Ibnu Mas’ud Radhiallahu’anhu berkata: “Rasa takut kepada Allah Ta’ala, sudah cukup dikatakan sebagai ilmu. Anggapan bahwa Allah tidak mengetahui perbuatan seseorang, sudah cukup dikatakan sebagai kebodohan” (Diriwayatkan oleh Ibnu Abi Syaibah dalam Mushannaf-nya, no. 34532, 7 /104)

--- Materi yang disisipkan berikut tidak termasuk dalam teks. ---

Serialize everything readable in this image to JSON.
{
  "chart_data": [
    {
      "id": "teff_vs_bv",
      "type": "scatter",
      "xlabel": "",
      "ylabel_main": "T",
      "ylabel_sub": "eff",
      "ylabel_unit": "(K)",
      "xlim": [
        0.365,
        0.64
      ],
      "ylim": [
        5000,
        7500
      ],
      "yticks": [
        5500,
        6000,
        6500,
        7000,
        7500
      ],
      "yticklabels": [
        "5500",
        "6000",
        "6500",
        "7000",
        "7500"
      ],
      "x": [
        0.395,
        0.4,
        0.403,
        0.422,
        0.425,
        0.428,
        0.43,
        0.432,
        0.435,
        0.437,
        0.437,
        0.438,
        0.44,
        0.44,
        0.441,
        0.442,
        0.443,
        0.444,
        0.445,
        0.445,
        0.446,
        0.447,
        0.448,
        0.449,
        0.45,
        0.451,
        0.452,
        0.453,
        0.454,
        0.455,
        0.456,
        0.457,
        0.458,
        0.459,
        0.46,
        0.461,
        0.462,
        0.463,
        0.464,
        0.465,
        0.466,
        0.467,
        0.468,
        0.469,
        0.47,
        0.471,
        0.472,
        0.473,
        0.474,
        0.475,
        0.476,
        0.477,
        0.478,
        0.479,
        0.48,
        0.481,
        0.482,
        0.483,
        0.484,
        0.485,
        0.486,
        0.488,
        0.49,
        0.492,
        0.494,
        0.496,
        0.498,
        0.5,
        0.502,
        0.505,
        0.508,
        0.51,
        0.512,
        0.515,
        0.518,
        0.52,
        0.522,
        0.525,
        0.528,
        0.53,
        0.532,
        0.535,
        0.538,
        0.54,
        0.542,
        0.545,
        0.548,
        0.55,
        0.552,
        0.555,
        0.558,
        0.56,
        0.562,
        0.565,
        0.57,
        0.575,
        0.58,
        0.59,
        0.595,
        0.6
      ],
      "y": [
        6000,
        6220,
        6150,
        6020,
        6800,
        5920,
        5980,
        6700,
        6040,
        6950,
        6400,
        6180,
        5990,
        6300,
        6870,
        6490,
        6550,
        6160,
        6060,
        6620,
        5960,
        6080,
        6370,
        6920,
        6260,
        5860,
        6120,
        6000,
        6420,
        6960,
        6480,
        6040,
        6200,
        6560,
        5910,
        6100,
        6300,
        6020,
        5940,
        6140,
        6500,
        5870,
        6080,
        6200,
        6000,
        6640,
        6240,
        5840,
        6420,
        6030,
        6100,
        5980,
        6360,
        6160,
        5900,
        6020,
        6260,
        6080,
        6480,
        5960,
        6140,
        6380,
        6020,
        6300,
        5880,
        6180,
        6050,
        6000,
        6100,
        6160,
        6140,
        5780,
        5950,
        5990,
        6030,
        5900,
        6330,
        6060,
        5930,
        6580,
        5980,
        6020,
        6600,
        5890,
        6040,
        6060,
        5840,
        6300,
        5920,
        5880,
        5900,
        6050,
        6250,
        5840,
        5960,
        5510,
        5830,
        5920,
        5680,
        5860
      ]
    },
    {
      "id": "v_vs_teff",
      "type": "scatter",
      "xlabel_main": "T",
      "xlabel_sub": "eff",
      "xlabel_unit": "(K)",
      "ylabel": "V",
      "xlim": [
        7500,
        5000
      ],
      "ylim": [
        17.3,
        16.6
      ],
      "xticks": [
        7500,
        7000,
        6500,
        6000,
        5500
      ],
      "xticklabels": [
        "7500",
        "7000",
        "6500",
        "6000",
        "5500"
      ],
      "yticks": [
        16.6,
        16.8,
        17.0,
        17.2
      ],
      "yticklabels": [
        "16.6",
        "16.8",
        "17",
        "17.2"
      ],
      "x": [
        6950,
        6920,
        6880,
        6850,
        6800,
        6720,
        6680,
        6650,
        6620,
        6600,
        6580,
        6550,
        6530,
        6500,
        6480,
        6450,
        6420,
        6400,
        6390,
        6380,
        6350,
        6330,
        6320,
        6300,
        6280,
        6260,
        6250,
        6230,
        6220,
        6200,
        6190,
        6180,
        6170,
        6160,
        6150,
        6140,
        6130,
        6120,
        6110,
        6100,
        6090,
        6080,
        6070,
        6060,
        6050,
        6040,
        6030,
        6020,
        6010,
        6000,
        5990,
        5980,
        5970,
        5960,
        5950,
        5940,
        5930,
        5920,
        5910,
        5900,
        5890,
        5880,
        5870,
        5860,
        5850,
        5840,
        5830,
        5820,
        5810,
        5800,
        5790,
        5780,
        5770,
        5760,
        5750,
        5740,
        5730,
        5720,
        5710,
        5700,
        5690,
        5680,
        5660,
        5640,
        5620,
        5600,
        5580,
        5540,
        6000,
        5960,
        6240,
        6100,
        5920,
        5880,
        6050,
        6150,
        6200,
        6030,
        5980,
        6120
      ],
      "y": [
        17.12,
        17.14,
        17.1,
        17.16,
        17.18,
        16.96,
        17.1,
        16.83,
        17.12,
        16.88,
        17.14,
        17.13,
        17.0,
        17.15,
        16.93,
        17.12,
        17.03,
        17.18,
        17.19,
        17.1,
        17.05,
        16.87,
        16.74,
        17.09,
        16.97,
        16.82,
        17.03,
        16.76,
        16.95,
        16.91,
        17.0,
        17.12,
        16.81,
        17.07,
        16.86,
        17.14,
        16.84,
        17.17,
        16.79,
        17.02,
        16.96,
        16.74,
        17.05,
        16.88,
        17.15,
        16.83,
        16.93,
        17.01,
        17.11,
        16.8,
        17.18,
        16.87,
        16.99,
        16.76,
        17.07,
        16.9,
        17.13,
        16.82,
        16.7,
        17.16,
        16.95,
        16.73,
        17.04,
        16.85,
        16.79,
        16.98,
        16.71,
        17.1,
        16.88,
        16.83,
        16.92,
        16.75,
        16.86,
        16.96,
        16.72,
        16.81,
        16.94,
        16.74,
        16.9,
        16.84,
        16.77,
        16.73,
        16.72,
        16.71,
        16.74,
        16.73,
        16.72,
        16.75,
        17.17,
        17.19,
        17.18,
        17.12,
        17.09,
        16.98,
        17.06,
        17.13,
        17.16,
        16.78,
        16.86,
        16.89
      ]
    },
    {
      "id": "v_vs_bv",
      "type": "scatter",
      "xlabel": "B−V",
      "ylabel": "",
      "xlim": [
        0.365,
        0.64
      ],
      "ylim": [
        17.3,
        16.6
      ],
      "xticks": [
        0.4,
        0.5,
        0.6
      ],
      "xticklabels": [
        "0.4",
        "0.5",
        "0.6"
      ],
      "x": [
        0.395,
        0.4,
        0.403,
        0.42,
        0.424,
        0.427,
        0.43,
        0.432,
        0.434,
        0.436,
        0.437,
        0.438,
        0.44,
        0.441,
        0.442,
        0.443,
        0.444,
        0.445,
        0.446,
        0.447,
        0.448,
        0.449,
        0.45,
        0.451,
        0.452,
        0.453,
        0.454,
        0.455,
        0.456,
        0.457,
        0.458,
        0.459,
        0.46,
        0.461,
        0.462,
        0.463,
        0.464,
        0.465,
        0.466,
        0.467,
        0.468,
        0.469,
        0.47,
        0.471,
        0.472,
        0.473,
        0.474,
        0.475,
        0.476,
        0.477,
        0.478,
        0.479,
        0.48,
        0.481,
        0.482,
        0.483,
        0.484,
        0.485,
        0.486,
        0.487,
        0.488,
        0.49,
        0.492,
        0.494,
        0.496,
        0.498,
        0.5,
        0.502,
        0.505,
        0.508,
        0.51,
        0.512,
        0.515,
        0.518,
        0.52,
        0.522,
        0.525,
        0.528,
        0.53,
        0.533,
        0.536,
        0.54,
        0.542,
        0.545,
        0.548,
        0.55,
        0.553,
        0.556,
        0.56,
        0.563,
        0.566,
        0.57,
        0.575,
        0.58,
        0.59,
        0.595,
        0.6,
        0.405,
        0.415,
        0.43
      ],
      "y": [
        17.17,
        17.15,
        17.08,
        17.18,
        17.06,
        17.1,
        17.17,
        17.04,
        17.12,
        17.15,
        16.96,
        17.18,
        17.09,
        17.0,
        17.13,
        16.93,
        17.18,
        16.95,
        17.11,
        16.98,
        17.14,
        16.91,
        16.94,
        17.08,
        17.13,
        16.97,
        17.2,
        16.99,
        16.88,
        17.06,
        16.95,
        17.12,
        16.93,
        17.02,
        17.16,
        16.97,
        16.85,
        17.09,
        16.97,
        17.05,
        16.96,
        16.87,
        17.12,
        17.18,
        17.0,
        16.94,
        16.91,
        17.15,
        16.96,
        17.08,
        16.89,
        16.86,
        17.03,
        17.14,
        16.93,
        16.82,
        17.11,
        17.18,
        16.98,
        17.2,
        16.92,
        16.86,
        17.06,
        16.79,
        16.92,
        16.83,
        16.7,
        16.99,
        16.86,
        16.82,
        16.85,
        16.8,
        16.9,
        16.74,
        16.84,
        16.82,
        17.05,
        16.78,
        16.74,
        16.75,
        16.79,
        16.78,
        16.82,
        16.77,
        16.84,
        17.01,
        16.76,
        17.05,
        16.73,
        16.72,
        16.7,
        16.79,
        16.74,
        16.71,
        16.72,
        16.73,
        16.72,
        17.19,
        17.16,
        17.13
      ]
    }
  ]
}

قال ابن تيمية رحمه الله : الخوف من الله يستلزم العلم به والعلم به يستلزم خشيته وخشيته تستلزم طاعته

Ibnu Taimiyah Rahimahullah berkata: “Rasa khauf kepada Allah menghasilkan ilmu. Ilmu menghasilkan rasa khasy-yah kepada Allah. Dan rasa khasy-yah menghasilkan ketaatan kepada Allah ” (Majmu’ Fatawa, 24/7)

Keterangan: Khauf dan Khasy-yah artinya rasa takut. Namun khasy-yah disertai ilmu tentang apa yang ia takuti. Sedangkan khauf hanya semata-mata takut saja, tanpa mengetahui apa yang ia takuti.